Bagaimana Kondisi Munarman? TAKTIS Mengalami Kesulitan Bertemu Kliennya Itu

Bagaimana Kondisi Munarman? TAKTIS Mengalami Kesulitan Bertemu Kliennya Itu
Munarman. Foto: Ricardo

Penangkapan yang dilakukan terhadap Munarman dengan cara menyeret paksa di kediamannya, kemudian menutup mata yang bersangkutan saat turun dari mobil di Polda Meteo Jaya, menurut M. Hariadi, secara nyata telah menyalahi prinsip hukum dan HAM sebagaimana dijelaskan dalam Pasal 28 Ayat (3) Undang-Undang Nomor 5 Tahun 2018 tentang Perubahan atas UU No.15/2003 tentang Pemberantasan Tindak Pidana Terorisme.

Ditegaskan pula bahwa cara-cara paksaan semacam itu tidak perlu dilakukan oleh kepolisian karena Munarman adalah orang yang taat dan mengerti hukum.

Tim kuasa hukum juga menyesalkan langkah kepolisian yang tidak melayangkan surat panggilan kepada Munarman.

Dia menegaskan bahwa kliennya adalah advokat yang merupakan penegak hukum sebagaimana diatur dalam Pasal 5 Ayat (1) Undang-Undang Nomor 18 Tahun 2003 tentang Advokat.

"Dengan demikian, apabila dipanggil secara patut pun klien kami pasti akan memenuhi panggilan tersebut. Akan tetapi, hingga terjadinya penangkapan terhadap klien kami tidak pernah ada sepucuk surat pun diterima klien kami sebagai panggilan," kata Hariadi.

Sejauh ini, Munarman masih berada di Polda Metro Jaya untuk menjalani pemeriksaan.
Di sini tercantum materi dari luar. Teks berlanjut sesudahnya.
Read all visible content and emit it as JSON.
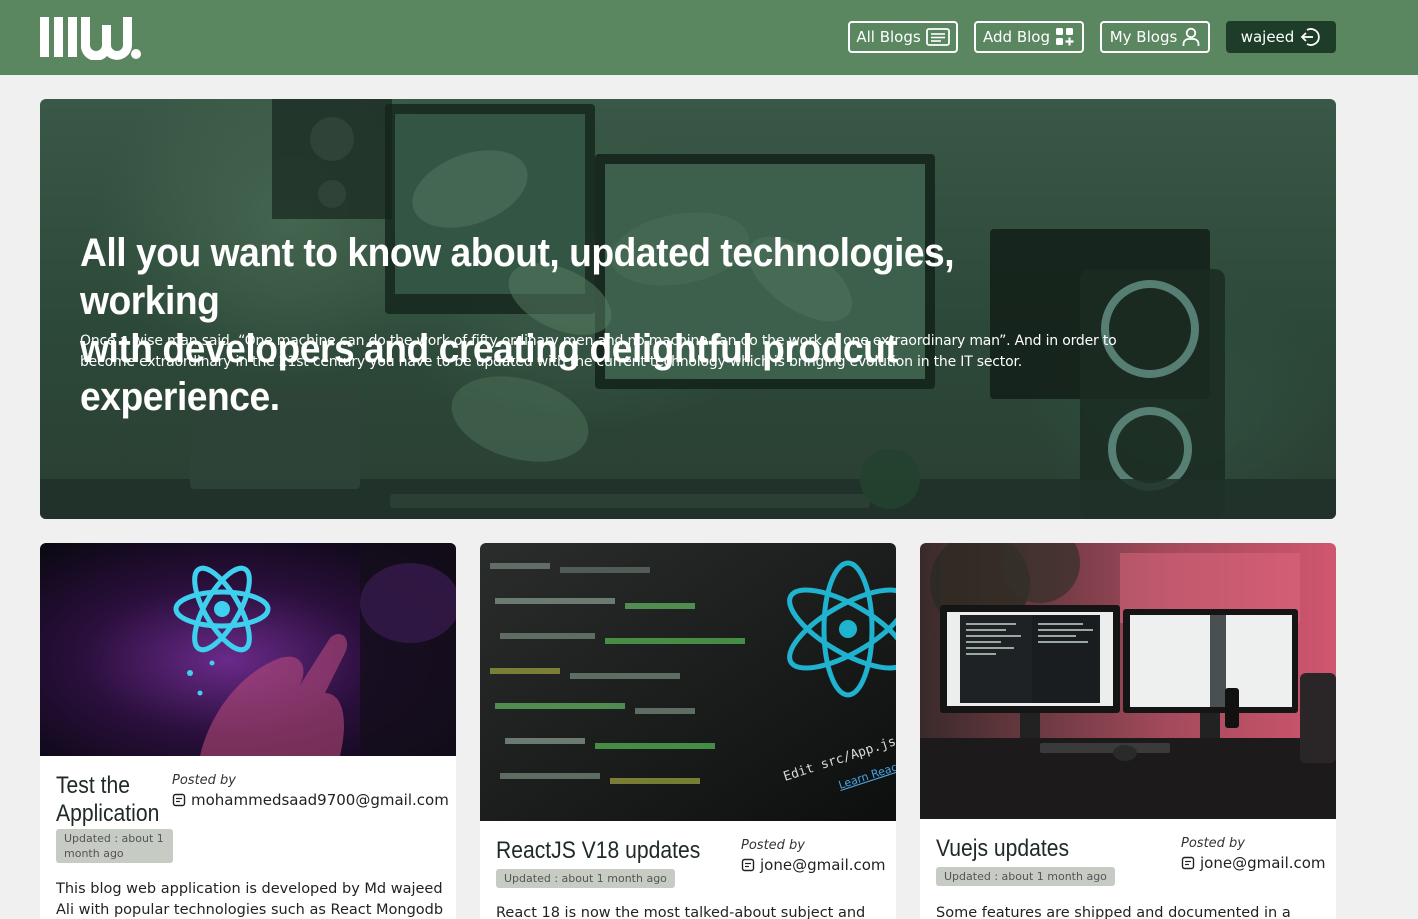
{
  "header": {
    "nav": {
      "all_blogs": "All Blogs",
      "add_blog": "Add Blog",
      "my_blogs": "My Blogs",
      "user": "wajeed"
    }
  },
  "hero": {
    "title_line1": "All you want to know about, updated technologies, working",
    "title_line2": "with developers and creating delightful prodcut experience.",
    "text": "Once a wise man said, “One machine can do the work of fifty ordinary men and no machine can do the work of one extraordinary man”. And in order to become extraordinary in the 21st century you have to be updated with the current technology which is bringing evolution in the IT sector."
  },
  "cards": [
    {
      "title_line1": "Test the",
      "title_line2": "Application",
      "posted_label": "Posted by",
      "email": "mohammedsaad9700@gmail.com",
      "updated_line1": "Updated : about 1",
      "updated_line2": "month ago",
      "desc": "This blog web application is developed by Md wajeed Ali with popular technologies such as React Mongodb"
    },
    {
      "title": "ReactJS V18 updates",
      "posted_label": "Posted by",
      "email": "jone@gmail.com",
      "updated": "Updated : about 1 month ago",
      "desc": "React 18 is now the most talked-about subject and",
      "image_text_1": "Edit src/App.js and save to",
      "image_text_2": "Learn React"
    },
    {
      "title": "Vuejs updates",
      "posted_label": "Posted by",
      "email": "jone@gmail.com",
      "updated": "Updated : about 1 month ago",
      "desc": "Some features are shipped and documented in a"
    }
  ],
  "colors": {
    "header_bg": "#5a8660",
    "user_button_bg": "#1e3d28",
    "page_bg": "#f0f0f1",
    "badge_bg": "#c6cbc3",
    "react_cyan": "#3fd0f0"
  },
  "icons": {
    "all_blogs": "list-icon",
    "add_blog": "grid-plus-icon",
    "my_blogs": "user-icon",
    "user": "logout-icon",
    "posted": "note-icon"
  }
}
Kepolisian menangkap Munarman, pengacara Rizieq Shihab dan eks Sekretaris Umum Front Pembela Islam (FPI), karena yang bersangkutan diduga terlibat kegiatan baiat (pengambilan sumpah setia) kepada salah satu organisasi radikal teroris, di Medan, Jakarta, dan Makassar beberapa tahun lalu.

Terkait dengan dugaan itu, tim kuasa hukum membantah bahwa Munarman terlibat ISIS.

Setelah ditangkap Densus 88, Munarman langsung digelandang ke Polda Metro Jaya dan menjalani pemeriksaan.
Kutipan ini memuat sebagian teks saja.